Chez l'humain, Candida glabrata est le deuxième plus important pathogène fongique. Cependant, notre connaissance des facteurs impliqués dans la virulence chez C. glabrata est très limitée. Les deux plus importantes classes de médicaments utilisés pour traiter des infections fongiques sont les azoles et les échinocandines (e.g. micafongine). Une importante famille de régulateurs transcriptionnels, tel que Pdr1, est composée de protéines de grappe à zinc (PGZ) et certains contrôlent la résistance aux antifongiques. Par exemple, des mutations dans le gène PDR1 chez S. cerevisiae et C. glabrata causent une hyperactivité du facteur de transcription et une surexpression des gènes cibles dont certains codent pour des transporteurs qui expulsent des composés toxiques (d'où une résistance accrue aux composés azolés). Seulement 5 des 41 PGZs ont été caractérisées chez C. glabrata.

Afin de mieux comprendre le rôle de ces facteurs, nous avons généré une collection de souches comportant des déletions pour les gènes encodant des PGZs. Nous avons fait un criblage phénotypique sous diverses conditions.

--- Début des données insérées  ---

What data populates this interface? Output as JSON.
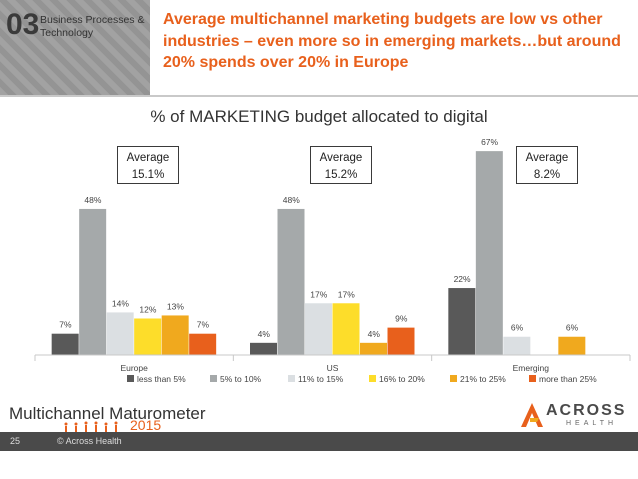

Par exemple, plusieurs souches démontrent une différente susceptibilité à certains composés antifongiques. Le premier objectif de ce projet sera de comprendre comment C. glabrata PDR1 (CgPDR1) module la résistance aux échinocandines. Le gène CgZCF6 dont la délétion confère la résistance à la micafongine sera également étudié.

Enfin, nous allons étendre notre analyse phénotypique en déterminant le taux de survie des souches de délétion dans les macrophages et leur abilité à former des biofilms. La virulence des souches de délétion sera déterminée dans un modèle murin. Enfin, les réseaux transcriptionnels contrôlés par les PGZs identifiées dans nos analyses phénotypiques seront déterminés.